Zaman çizelgesi hiç değişmiyor. Birileri geliyor birileri gidiyor. Aynı okyanus aynı dağlar aynı bahçeler aynı meyveler aynı hayvanlar. Bunların çizelgesi değişmiyor tek değişen çok hızlı geçen zaman.
Yaşam bir zaman dilimi ne artı ne de eksi. Gelsen de gelesen de mecburen zaman çizelgesine uymak zorundayız. Unutmayın bu dünyada mutsuzluk mutluluktan önce gelir. Yani Yaşam boyunca mutsuzluklarımız mutluluğumuz dan daha fazladır. İnsanı hayata bağlayan şeyler, aynı zamanda hayattan koparan şeylerdir.
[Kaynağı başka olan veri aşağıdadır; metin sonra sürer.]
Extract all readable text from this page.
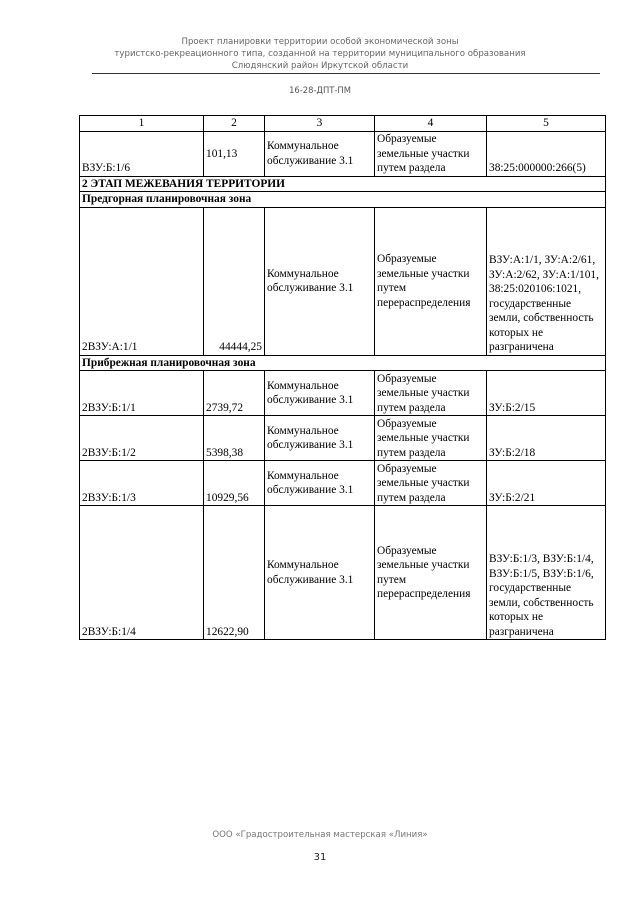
Проект планировки территории особой экономической зоны
туристско-рекреационного типа, созданной на территории муниципального образования
Слюдянский район Иркутской области
16-28-ДПТ-ПМ
1	2	3	4	5
ВЗУ:Б:1/6	101,13	Коммунальное обслуживание 3.1	Образуемые земельные участки путем раздела	38:25:000000:266(5)
2 ЭТАП МЕЖЕВАНИЯ ТЕРРИТОРИИ				
Предгорная планировочная зона				
2ВЗУ:А:1/1	44444,25	Коммунальное обслуживание 3.1	Образуемые земельные участки путем перераспределения	ВЗУ:А:1/1, ЗУ:А:2/61, ЗУ:А:2/62, ЗУ:А:1/101, 38:25:020106:1021, государственные земли, собственность которых не разграничена
Прибрежная планировочная зона				
2ВЗУ:Б:1/1	2739,72	Коммунальное обслуживание 3.1	Образуемые земельные участки путем раздела	ЗУ:Б:2/15
2ВЗУ:Б:1/2	5398,38	Коммунальное обслуживание 3.1	Образуемые земельные участки путем раздела	ЗУ:Б:2/18
2ВЗУ:Б:1/3	10929,56	Коммунальное обслуживание 3.1	Образуемые земельные участки путем раздела	ЗУ:Б:2/21
2ВЗУ:Б:1/4	12622,90	Коммунальное обслуживание 3.1	Образуемые земельные участки путем перераспределения	ВЗУ:Б:1/3, ВЗУ:Б:1/4, ВЗУ:Б:1/5, ВЗУ:Б:1/6, государственные земли, собственность которых не разграничена
ООО «Градостроительная мастерская «Линия»
31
Üzülmekten yorulursunuz. kırılmaktan yorulursunuz. Beklemekten yorulursunuz. Özlemekten yorulursunuz. En çokta susmaktan. Sürekli susup içine atmaktan, düşünmekten yorulur ve mutsuz olursunuz. Bir insan hep mi mutsuz olur ya da mutluluk varken neden mutsuzluğu seçer yoksa kaderinde ne varsa onu mu yaşar anlamak mümkün değil.
Herkes bu hayata çok zorlanıyor, insan mutluluğu yakalamaya çalıştıkça daha da mutsuz oluyor. Hayat insana alışmaktan başka seçenek bırakmıyor. İçinde yok etmiyor ama var olduğunu da hissetmiyorsun tamamıyla. Gidenle gidilmiyor, ölenle ölünmüyor ama kalınca yaşamak zorunda bırakıyor insanı. O zaman anlıyorsun ki, alışmaktan daha zor bir şey varsa o da, kaldığın yerden yaşamaya çalışmaktır.
Bunu anlatamazsın, izah edemezsin sadece yaşarsın.